JTA asked Cohen how he wrote the trope.

“It’s kind of an art, there’s not really a science to it, it’s more what feels right and sounds right based on what you’ve heard. In terms of actually writing it down, it’s harder because this is in English, so it’s backwards [from how the trope marks would be denoted in Hebrew].”

In the second video, Schwartz’s trope marks are visible, “so you can see it in the video and I think that added a lot,” Cohen said. “It could be like a tutorial for people who are learning it, though it could be more confusing than helpful because of the way it’s inverted in English.”
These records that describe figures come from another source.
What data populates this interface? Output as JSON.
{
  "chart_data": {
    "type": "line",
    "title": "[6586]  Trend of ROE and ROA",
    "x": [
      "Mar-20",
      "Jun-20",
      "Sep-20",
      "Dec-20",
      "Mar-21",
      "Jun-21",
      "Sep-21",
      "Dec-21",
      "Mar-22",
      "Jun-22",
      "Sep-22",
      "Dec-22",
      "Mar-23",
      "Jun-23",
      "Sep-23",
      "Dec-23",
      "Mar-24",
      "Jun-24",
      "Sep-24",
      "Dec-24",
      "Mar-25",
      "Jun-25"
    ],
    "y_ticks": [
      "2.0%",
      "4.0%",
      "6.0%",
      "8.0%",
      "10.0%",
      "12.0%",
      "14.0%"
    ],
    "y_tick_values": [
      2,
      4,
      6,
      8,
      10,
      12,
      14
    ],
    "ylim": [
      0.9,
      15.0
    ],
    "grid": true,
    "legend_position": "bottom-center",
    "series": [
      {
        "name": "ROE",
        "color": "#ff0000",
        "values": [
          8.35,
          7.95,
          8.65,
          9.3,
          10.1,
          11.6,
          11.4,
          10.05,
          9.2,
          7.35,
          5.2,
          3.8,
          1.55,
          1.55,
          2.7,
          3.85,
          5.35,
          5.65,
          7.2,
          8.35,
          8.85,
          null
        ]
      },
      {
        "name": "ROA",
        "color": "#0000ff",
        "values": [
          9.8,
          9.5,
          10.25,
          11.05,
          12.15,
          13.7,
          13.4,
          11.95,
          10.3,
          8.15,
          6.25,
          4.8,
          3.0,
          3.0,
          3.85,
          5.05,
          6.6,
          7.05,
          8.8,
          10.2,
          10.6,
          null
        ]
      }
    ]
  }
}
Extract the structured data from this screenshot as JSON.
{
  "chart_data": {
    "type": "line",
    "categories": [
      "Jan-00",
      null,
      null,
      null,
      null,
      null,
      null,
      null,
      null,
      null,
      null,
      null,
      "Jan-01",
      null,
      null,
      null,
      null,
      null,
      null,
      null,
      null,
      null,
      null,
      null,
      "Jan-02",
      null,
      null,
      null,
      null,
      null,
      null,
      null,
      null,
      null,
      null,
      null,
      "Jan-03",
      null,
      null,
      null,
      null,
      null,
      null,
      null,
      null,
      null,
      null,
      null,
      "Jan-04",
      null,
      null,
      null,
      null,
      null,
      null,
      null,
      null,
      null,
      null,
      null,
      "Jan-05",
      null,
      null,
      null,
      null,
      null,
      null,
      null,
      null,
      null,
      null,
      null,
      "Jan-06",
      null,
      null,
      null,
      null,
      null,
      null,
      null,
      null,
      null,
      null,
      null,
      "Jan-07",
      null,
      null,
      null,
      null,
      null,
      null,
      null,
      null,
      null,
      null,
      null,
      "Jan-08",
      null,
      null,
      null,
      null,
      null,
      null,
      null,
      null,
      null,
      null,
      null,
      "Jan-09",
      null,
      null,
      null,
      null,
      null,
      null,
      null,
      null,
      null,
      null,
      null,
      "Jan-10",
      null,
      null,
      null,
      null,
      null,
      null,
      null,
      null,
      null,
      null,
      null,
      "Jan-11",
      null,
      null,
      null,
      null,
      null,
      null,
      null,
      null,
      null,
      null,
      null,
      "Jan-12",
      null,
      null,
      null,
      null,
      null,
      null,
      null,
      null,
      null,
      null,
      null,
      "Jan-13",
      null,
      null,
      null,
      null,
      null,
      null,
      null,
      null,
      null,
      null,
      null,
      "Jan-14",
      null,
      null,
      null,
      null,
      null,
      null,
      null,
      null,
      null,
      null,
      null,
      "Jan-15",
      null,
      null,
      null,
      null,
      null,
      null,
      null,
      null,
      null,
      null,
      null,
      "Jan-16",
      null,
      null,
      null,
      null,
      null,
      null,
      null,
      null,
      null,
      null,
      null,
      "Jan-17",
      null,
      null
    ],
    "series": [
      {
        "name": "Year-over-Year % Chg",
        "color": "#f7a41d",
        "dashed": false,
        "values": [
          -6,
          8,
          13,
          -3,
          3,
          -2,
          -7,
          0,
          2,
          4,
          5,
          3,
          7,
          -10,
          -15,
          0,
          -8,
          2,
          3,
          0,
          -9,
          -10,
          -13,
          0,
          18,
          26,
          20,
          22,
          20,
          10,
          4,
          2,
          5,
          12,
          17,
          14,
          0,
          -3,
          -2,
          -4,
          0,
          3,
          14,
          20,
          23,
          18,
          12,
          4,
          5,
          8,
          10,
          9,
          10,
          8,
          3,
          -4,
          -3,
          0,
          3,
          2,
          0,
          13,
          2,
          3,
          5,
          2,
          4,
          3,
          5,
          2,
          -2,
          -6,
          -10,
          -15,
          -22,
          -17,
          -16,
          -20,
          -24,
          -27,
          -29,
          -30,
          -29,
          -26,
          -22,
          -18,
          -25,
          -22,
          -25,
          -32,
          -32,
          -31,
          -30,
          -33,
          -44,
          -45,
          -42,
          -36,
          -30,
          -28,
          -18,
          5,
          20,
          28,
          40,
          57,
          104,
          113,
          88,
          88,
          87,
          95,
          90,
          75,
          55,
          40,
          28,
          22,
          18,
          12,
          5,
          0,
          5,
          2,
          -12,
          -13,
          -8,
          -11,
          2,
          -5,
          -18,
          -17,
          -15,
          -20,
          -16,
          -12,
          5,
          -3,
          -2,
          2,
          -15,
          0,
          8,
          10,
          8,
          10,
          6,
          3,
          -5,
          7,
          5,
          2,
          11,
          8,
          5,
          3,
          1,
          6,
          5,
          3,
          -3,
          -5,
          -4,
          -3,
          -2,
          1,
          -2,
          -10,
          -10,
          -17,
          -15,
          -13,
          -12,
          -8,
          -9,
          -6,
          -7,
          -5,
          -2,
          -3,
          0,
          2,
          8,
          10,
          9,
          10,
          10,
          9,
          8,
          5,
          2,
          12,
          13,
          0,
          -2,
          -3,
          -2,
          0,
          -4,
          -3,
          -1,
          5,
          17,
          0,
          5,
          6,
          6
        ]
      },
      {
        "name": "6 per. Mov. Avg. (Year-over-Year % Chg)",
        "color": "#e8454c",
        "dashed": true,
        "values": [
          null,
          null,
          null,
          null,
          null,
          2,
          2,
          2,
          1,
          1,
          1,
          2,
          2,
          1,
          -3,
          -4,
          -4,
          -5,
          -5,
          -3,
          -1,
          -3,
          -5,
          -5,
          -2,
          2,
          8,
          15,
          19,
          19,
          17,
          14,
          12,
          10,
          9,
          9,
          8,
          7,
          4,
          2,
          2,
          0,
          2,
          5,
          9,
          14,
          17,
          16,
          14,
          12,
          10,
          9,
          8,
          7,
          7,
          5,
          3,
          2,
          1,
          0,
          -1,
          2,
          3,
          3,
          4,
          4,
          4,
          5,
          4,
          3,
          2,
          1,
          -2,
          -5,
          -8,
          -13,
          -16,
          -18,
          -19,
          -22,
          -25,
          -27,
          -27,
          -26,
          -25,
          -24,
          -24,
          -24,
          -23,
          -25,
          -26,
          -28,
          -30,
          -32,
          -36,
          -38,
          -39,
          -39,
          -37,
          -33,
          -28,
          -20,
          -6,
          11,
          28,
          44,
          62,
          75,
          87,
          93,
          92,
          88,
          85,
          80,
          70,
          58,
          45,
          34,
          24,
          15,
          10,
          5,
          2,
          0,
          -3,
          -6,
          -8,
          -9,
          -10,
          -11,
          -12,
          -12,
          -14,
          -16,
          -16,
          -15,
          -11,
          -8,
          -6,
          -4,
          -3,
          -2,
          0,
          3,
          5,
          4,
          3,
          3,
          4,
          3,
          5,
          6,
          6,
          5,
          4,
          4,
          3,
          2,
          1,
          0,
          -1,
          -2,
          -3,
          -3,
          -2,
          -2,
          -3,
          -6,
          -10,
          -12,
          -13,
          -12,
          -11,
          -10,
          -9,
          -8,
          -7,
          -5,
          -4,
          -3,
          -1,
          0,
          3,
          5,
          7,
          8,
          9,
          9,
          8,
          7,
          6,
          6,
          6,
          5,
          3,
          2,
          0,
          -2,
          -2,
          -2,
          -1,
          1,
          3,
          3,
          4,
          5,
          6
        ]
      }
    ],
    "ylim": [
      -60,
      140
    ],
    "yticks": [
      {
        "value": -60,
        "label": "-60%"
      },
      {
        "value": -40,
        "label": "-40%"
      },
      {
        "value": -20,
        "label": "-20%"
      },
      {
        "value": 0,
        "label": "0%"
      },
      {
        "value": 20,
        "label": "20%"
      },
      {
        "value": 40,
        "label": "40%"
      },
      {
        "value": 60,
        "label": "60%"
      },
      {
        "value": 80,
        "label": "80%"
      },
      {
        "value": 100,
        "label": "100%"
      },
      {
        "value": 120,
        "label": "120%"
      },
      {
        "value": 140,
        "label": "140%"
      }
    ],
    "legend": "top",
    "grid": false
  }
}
Cohen continued that Schwartz “wanted me to do the ‘shalsheles’ in the part right before ‘chicka chicka’ to emphasize that — I’m breaking it down for you as though this is some important thing — I think there’s only three or four of them in the whole Torah. They’re for real, real emphasis and there’s all kinds of opinions on why they appear and what does it mean, they’re not picked randomly. Whereas I’m sort of just picking what sounds right.”

He said he wants to do a haftarah next “to mix it up, definitely some more kids’ books. Maybe it’ll be something else, a famous speech or something.”